4. Concurrency & Parallelism

Choose the right concurrency model, keep event loops responsive, and coordinate tasks safely under failures.

Question: What is the Python Global Interpreter Lock (GIL), and how can you work around its limitations?

Answer: The Global Interpreter Lock (GIL) is a mutex in CPython that allows only one thread to execute Python bytecode at a time within a single process. This means multi-threaded Python code does not achieve true parallelism for CPU-bound tasks. To work around its limitations for CPU-bound work, you must use multiprocessing, C extensions, or vectorized libraries like NumPy.

Explanation: For I/O-bound tasks (e.g., network requests), the GIL is released by the waiting thread, allowing other threads to run, making threading effective. For CPU-bound tasks, the multiprocessing module is the correct choice, as it sidesteps the GIL by giving each process its own interpreter and memory.

Question: Compare and contrast threading, multiprocessing, and asyncio.

Answer: threading is for I/O-bound tasks where you manage a small number of operations that spend time waiting. multiprocessing is for CPU-bound tasks where you need to perform parallel computations on multi-core hardware. asyncio is for high-throughput I/O-bound tasks in a single thread, using an event loop and cooperative multitasking.

Explanation: asyncio is the most efficient solution for network I/O, as it can handle thousands of concurrent connections with minimal overhead. However, any blocking, CPU-intensive code will block the entire event loop. Such blocking calls must be offloaded to a separate thread (using asyncio.to_thread) or a process pool to avoid stalling the application.

import asyncio, aiohttp

async def fetch(session, url):
    async with session.get(url, timeout=5) as r:
        r.raise_for_status()
        return await r.text()

async def main(urls):
    async with aiohttp.ClientSession() as s:
        tasks = [fetch(s, u) for u in urls]
        return await asyncio.gather(*tasks, return_exceptions=True)

# asyncio.run(main(["https://example.com"]))

Question: How do you handle backpressure in an asyncio application?

Answer: Backpressure is handled by limiting the number of concurrent tasks to prevent a system from being overwhelmed. This is typically done using synchronization primitives like asyncio.Semaphore or by using bounded queues.

Explanation: A semaphore initialized with a specific count will only allow that many tasks to acquire it and run concurrently. Any additional tasks will wait until a spot is released. This is a crucial pattern for controlling access to limited resources, like database connections or downstream API rate limits.
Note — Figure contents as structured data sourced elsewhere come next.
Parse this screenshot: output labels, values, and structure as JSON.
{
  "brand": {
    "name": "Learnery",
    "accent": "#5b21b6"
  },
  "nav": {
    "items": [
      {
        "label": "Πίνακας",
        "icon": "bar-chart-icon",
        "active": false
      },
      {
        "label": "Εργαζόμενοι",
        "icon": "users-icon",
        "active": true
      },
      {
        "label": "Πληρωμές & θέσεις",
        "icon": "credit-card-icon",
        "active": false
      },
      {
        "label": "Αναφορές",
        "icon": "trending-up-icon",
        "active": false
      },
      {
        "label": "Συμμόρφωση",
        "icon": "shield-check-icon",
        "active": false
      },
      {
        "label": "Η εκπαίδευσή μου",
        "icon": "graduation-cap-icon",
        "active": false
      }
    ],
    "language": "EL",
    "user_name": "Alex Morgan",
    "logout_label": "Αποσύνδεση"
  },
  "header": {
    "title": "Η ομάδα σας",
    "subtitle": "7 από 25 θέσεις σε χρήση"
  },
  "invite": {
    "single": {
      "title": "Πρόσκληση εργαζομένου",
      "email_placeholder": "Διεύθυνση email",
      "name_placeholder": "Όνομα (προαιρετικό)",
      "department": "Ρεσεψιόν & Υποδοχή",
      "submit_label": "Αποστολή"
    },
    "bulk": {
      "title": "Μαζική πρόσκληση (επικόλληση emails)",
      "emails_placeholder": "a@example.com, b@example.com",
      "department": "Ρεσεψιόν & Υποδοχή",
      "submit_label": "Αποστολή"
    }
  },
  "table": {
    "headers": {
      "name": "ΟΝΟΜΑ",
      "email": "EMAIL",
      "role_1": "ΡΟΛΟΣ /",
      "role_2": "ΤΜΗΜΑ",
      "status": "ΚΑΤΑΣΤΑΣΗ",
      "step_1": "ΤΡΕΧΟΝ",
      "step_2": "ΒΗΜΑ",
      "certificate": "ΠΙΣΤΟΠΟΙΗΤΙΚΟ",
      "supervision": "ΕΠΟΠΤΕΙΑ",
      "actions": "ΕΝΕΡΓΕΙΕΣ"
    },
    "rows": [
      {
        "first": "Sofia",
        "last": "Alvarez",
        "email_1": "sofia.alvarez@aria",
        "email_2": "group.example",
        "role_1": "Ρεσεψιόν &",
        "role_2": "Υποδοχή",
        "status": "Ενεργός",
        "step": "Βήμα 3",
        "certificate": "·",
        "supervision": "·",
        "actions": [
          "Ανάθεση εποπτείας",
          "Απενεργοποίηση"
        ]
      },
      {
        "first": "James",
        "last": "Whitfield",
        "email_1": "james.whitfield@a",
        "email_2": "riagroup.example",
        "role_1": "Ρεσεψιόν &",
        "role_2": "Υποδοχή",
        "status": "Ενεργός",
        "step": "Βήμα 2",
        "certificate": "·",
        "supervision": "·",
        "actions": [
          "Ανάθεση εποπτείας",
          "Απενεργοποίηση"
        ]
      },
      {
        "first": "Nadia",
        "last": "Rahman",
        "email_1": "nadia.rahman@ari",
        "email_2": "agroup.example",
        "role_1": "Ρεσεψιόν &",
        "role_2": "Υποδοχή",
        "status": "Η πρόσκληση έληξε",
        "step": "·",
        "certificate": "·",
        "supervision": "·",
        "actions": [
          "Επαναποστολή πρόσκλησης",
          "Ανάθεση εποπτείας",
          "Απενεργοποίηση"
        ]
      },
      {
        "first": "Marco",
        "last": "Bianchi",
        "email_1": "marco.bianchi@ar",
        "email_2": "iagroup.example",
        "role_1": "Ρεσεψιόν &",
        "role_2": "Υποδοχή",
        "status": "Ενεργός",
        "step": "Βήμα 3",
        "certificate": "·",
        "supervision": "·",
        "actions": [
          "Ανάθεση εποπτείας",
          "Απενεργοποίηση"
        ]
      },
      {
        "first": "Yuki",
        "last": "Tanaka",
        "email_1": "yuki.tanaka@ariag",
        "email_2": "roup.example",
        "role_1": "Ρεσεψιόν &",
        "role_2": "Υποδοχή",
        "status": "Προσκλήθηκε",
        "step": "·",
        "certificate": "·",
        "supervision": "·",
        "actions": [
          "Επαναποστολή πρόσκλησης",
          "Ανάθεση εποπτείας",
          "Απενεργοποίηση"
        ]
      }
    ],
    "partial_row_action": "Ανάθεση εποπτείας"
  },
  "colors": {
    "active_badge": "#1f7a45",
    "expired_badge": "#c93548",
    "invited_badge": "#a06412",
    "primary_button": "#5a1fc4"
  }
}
sem = asyncio.Semaphore(50)
async def limited_task():
    async with sem:
        ... # This code will only be run by 50 tasks concurrently

Question: How do you implement timeouts and cancellation correctly in asyncio?

Answer: Wrap awaited operations with asyncio.wait_for or context-specific timeouts and handle asyncio.TimeoutError. Propagate CancelledError and use try/finally for cleanup.

Explanation: Always make cancellation points safe by releasing resources.

async def fetch_with_timeout(session, url, timeout=3):
    try:
        return await asyncio.wait_for(session.get(url), timeout)
    except asyncio.TimeoutError:
        return None

Question: What is structured concurrency (TaskGroup) in Python 3.11?

Answer: asyncio.TaskGroup scopes tasks so they start, fail, and cancel together, simplifying error handling.

Explanation: If one task fails, the group cancels the rest and raises an aggregated error.

async def gather_all(urls):
    async with asyncio.TaskGroup() as tg:
        tasks = [tg.create_task(fetch(u)) for u in urls]
    return [t.result() for t in tasks]

Question: How do you avoid blocking the event loop with CPU work?

Answer: Offload to threads/processes using asyncio.to_thread or a process pool.

Explanation: Blocking the loop stalls all I/O and timers.

result = await asyncio.to_thread(cpu_heavy_fn, data)

Question: What is the status of free-threaded CPython (PEP 703) and how does it change guidance?

Answer: As of 2025, a free-threaded build is experimental and opt-in; production CPython still has the GIL. For CPU-bound parallelism, processes remain the safe default.

Explanation: Expect gradual ecosystem adoption; verify library support before relying on free-threading.